Les conditions de passation du marché ont également posé une limite supplémentaire, en ne retenant que trois prestataires : les sociétés Wintics, Videtics et ChapsVision. In fine, seules deux solutions ont été expérimentées.
Quatre services utilisateurs ont mis en oeuvre ces solutions :
- la préfecture de police de Paris pour les JOP, le Nouvel An et divers autres grands événements sportifs et concerts de musique ;
- la SNCF pour les JOP, le relais de la flamme olympique, le Festival Solidays, divers grands événements sportifs et les marchés de Noël ;
- la RATP pour les JOP, la Fête de la musique, la Fête nationale, divers autres grands événements sportifs et concerts de musique ;
- la commune de Cannes, notamment pour le Festival de Cannes et le marché de Noël.

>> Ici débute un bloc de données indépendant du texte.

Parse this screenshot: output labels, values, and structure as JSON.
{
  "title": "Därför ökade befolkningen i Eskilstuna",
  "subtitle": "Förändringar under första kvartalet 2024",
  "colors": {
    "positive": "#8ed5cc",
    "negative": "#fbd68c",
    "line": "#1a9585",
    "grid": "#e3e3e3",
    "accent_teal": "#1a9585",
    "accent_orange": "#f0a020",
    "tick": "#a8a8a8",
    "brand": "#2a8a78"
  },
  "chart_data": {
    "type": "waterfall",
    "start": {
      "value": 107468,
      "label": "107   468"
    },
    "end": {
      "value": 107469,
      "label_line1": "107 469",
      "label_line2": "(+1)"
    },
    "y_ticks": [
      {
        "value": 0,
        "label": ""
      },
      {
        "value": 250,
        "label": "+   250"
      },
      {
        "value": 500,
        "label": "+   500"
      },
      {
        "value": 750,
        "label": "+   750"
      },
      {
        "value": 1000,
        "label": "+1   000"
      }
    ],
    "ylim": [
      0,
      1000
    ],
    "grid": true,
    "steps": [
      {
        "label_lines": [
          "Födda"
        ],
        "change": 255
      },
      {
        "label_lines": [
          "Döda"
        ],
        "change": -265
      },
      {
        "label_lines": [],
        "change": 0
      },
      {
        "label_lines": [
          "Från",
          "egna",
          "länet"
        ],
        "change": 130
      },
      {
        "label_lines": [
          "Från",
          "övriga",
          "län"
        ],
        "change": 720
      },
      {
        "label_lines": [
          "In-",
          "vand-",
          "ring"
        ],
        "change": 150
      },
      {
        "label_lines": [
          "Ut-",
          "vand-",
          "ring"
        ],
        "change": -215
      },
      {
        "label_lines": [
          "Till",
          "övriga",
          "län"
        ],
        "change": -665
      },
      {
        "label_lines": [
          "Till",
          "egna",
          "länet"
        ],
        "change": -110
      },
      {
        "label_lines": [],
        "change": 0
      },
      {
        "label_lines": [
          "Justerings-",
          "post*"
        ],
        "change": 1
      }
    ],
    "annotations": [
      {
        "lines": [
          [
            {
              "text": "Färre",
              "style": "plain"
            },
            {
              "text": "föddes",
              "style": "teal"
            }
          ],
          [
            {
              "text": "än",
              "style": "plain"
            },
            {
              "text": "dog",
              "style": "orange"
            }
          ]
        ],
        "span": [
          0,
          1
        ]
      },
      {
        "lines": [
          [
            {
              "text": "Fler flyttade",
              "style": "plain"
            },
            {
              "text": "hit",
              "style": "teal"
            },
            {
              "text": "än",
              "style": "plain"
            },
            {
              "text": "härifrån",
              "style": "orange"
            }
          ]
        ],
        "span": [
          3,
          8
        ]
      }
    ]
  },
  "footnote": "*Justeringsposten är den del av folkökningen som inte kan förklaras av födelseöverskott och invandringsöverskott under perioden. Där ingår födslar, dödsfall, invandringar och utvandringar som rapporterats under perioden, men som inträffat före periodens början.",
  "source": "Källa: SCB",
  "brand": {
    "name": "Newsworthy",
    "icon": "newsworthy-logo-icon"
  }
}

Compte tenu des clauses de l'accord-cadre, les services utilisateurs n'ont pas eu la possibilité de choisir la solution à expérimenter : la préfecture de police, la SNCF et la RATP ont expérimenté la solution de la société Wintics et la ville de Cannes a été la seule à employer celle de la société Videtics.
Alors que la phase paramétrage des traitements s'est avérée déterminante pour le bon fonctionnement du dispositif, les services utilisateurs ont souligné qu'il était très contraint, y compris dans sa durée, par l'exigence d'une supervision permanente d'un agent du ministère de l'intérieur.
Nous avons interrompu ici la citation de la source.